KPK lahir dari perjuangan reformasi dan harapan warga untuk Indonesia bersih Korupsi Kolusi Nepotisme. Lemahnya KPK dan pemberantasan korupsi akan memupus harapan bangsa ini untuk menjadi bangsa yang besar dan mensejahterakan warganya. Oleh karena itu, Pelemahan KPK dalam bentuk apapun baik dari dalam (internal) maupun dari luar (eksternal) harus dilawan.

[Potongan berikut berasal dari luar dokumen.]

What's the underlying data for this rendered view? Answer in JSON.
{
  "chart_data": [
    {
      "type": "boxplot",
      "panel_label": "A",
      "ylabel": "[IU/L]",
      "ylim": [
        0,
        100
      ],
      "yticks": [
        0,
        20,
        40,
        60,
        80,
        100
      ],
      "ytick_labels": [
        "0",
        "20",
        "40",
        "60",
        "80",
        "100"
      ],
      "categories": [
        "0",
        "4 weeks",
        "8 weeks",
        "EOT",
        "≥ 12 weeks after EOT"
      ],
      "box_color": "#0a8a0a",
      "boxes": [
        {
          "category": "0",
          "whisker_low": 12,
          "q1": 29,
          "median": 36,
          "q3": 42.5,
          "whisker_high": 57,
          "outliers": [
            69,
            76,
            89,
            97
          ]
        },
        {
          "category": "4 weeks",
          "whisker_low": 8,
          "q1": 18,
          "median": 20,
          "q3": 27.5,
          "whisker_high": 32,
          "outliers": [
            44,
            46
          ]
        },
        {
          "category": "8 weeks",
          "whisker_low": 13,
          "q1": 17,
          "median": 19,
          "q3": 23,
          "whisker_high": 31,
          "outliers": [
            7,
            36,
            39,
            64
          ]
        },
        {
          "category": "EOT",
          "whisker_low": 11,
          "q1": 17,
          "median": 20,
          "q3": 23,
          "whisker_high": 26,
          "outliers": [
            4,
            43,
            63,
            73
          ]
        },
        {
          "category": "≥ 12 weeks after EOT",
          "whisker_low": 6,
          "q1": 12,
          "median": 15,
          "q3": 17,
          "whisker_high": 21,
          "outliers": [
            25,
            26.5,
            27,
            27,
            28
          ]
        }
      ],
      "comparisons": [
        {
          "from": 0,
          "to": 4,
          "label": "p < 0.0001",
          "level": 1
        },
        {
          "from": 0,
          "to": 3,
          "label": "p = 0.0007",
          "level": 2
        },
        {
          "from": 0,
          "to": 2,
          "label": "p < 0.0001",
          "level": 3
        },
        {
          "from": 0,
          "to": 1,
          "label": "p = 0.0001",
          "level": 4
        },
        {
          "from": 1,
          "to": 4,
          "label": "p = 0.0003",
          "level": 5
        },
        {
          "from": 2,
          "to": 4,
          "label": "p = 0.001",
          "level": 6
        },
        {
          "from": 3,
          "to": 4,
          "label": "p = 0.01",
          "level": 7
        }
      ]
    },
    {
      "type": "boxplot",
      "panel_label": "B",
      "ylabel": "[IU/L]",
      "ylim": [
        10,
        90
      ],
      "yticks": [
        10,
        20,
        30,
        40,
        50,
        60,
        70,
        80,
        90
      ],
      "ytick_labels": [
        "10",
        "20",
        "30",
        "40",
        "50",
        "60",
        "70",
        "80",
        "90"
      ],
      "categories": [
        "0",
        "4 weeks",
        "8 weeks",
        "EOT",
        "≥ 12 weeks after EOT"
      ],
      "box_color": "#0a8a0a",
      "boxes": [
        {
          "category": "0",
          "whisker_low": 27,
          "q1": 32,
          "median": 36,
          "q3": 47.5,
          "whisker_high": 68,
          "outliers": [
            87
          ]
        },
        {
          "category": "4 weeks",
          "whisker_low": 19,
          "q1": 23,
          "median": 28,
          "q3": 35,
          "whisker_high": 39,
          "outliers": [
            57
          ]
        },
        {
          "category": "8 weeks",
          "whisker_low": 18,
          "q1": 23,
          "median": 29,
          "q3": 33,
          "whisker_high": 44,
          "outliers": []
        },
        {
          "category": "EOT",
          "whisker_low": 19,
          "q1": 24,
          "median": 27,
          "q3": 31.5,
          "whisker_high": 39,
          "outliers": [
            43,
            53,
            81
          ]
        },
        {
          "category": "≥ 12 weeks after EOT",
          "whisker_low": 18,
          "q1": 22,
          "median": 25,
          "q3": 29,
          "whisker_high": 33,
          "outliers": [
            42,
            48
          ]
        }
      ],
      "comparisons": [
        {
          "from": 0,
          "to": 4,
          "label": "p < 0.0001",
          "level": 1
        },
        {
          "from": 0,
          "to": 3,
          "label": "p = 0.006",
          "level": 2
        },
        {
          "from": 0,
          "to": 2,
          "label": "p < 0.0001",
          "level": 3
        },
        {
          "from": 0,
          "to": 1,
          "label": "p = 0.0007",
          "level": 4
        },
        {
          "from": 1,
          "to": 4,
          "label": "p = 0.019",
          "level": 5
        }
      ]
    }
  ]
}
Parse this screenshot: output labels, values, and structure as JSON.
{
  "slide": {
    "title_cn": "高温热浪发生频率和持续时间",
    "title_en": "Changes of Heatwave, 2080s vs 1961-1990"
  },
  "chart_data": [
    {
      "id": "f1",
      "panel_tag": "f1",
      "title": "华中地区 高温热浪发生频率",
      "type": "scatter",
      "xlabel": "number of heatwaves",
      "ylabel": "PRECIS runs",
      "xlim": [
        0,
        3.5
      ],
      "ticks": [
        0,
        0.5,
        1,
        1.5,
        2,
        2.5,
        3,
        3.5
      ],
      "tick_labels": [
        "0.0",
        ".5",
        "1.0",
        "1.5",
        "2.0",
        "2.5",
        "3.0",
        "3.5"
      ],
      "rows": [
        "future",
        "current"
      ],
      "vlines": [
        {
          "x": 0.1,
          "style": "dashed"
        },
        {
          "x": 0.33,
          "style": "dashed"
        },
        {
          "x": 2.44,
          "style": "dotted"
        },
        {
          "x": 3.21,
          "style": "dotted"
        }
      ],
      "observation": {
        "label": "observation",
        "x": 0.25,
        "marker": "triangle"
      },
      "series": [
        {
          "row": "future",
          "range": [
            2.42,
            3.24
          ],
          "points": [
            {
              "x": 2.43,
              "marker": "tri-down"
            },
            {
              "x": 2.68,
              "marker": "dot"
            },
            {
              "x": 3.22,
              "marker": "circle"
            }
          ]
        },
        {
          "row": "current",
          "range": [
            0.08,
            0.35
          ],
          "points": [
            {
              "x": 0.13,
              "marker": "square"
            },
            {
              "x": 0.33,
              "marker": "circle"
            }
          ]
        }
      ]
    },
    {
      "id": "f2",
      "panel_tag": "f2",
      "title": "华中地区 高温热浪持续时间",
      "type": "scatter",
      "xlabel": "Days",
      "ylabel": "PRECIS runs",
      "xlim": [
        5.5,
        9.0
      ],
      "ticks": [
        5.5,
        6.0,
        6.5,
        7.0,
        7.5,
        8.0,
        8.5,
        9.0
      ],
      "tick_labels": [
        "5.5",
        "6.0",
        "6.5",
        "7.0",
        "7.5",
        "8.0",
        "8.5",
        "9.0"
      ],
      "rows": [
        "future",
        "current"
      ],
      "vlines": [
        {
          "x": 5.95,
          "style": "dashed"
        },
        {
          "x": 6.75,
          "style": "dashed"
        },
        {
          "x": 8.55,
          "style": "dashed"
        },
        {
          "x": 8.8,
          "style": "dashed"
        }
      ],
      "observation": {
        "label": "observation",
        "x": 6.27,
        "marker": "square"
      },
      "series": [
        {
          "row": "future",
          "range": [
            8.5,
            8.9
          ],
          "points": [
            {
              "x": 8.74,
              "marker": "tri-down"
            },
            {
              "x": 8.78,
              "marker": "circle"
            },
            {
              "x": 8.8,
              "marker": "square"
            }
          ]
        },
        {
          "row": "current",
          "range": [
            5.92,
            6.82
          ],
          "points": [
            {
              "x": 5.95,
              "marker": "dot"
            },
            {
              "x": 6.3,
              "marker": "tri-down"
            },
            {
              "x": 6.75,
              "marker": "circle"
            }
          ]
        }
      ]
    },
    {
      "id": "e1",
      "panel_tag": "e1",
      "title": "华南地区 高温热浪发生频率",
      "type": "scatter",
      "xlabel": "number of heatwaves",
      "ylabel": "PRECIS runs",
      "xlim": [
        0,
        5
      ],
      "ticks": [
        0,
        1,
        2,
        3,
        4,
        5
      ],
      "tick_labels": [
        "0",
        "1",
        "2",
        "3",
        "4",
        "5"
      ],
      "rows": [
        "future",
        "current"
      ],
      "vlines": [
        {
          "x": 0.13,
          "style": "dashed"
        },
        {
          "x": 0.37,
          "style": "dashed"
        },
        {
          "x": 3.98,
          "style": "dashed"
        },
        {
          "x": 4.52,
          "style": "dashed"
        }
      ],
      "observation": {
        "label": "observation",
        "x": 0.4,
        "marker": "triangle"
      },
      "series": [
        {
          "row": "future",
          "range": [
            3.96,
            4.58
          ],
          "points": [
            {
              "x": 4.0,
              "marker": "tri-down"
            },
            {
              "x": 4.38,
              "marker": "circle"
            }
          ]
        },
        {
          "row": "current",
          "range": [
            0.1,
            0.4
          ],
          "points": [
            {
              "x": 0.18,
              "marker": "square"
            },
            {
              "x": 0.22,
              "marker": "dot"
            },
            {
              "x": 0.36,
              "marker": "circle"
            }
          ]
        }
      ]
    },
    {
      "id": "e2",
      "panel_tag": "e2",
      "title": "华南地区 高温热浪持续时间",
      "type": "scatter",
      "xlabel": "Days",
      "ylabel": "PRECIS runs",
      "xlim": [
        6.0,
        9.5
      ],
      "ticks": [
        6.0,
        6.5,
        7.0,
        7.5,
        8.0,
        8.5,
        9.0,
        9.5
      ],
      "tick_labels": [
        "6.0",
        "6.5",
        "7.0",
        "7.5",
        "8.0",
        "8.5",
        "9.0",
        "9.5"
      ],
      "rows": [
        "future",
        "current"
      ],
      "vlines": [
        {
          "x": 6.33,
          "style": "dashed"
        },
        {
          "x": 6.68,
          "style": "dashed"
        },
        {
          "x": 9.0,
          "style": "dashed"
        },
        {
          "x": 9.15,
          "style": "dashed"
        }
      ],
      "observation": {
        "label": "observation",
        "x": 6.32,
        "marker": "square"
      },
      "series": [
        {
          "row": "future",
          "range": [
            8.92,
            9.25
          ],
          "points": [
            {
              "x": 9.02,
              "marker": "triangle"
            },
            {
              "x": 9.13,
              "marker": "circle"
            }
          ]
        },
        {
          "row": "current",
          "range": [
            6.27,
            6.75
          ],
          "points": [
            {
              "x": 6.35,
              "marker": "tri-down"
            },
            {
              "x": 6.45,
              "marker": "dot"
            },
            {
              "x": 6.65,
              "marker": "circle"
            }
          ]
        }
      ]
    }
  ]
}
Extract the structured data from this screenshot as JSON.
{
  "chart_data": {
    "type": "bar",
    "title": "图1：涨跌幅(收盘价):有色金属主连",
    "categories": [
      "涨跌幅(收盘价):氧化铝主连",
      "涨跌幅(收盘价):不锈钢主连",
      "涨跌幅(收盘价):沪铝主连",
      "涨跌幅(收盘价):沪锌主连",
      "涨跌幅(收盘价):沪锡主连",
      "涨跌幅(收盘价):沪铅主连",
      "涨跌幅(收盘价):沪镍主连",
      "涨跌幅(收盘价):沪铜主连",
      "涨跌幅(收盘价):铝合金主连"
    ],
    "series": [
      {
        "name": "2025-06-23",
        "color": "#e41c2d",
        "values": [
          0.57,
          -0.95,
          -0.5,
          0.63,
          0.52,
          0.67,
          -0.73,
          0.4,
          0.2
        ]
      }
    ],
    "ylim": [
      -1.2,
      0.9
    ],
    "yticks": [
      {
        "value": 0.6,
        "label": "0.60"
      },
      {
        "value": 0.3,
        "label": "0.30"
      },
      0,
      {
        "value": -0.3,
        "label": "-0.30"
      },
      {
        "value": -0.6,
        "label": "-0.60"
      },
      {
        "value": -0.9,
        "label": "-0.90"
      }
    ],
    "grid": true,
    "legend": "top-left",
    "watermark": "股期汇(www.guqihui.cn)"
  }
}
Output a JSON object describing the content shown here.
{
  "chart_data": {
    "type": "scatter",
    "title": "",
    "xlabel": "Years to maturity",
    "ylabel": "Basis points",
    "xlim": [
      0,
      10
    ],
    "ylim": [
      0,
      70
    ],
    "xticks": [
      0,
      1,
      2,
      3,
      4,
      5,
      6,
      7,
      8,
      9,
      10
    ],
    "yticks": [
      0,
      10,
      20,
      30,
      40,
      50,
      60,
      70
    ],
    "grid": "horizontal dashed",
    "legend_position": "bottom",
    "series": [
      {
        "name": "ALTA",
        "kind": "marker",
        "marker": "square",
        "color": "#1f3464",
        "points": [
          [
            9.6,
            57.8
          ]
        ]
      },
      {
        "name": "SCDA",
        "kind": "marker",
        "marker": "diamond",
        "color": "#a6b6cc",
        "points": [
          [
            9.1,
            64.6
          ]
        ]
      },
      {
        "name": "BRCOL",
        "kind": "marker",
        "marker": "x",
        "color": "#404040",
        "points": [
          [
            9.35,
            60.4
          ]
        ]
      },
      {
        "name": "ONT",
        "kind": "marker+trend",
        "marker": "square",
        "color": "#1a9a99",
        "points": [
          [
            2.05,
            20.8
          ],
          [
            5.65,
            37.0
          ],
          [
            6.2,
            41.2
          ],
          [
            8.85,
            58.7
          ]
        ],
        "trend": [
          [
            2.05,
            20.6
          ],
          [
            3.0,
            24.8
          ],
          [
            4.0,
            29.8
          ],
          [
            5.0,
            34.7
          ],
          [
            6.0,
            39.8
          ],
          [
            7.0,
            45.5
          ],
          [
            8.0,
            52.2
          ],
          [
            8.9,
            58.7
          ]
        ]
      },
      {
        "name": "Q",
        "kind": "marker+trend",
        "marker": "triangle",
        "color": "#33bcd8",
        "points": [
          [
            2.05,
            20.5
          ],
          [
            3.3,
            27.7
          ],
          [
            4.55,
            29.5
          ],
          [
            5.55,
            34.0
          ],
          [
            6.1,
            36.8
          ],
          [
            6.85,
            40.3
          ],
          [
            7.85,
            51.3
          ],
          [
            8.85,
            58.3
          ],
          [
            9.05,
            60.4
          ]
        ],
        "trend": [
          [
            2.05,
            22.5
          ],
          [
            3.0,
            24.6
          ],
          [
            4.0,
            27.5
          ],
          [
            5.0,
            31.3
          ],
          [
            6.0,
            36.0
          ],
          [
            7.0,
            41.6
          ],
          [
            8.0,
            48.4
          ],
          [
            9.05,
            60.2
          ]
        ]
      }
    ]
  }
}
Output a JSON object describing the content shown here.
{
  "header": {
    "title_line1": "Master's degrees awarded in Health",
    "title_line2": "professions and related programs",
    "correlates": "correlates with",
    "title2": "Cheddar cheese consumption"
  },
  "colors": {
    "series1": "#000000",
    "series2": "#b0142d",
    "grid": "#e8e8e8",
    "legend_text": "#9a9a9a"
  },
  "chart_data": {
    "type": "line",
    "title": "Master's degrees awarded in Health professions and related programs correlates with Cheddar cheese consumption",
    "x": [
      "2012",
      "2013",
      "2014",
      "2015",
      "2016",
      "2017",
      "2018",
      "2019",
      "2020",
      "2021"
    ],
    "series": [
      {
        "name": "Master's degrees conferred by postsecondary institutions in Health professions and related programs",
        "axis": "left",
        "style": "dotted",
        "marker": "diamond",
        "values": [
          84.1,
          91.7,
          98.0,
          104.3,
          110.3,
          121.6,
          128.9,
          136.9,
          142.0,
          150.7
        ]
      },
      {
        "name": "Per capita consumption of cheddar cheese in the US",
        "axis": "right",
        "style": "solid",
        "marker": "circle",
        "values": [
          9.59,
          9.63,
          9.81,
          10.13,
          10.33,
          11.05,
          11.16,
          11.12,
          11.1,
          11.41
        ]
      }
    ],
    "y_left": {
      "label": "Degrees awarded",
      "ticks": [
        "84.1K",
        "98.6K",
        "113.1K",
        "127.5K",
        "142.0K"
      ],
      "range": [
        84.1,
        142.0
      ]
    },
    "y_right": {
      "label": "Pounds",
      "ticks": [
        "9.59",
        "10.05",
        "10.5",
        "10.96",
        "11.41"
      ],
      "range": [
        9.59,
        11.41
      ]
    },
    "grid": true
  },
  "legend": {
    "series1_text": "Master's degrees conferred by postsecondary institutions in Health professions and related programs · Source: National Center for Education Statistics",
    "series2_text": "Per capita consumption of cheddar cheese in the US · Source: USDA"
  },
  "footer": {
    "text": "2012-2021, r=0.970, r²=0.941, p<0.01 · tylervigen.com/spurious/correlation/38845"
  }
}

Maka, melalui gugatan aquo Wadah Pegawai KPK, LBH Jakarta, dan Koalisi Masyarakat Sipil Anti Korupsi, menuntut:
1. Pimpinan KPK untuk menjaga dan terus memperkuat manajemen sumber daya manusia internal di KPK, agar tetap konsisten kepada jalur integritas, profesionalitas transparansi dan akuntabiliitas dalam pemberantasan korupsi bukan justru sebaliknya;
2. Pimpinan KPK harus segera menunda dan mencabut pemberlakuan Keputusan Pimpinan KPK RI No. 1426 Tahun 2018 tentang Tata Cara Mutasi di Lingkungan Komisi Pemberantasan Korupsi;
3. Pimpinan KPK harus tetap setia dan konsisten mematuhi dan menjalankan Kode etik KPK, Undang-undang KPK dan produk hukum turunannya, agar tetap berdiri sebagai lembaga independen dan berintegritas untuk memberantas korupsi, kolusi dan nepotisme di Indonesia;
4. Mengajak seluruh elemen masyarakat untuk berpartisipasi aktif menjaga dan memperkuat KPK serta gerakan pemberantasan korupsi di seluruh Indonesia:
Salam anti korupsi!
Jakarta, 20 September 2018
Hormat Kami
Koalisi Masyarakat Sipil Anti Korupsi
Wadah Pegawai KPK, LBH Jakarta, YLBHI, Indonesia Corruption Watch, dkk
Narahubung:
• Arif Maulana (0817256167)
• Muhammad Rasyid Ridha (081213034492)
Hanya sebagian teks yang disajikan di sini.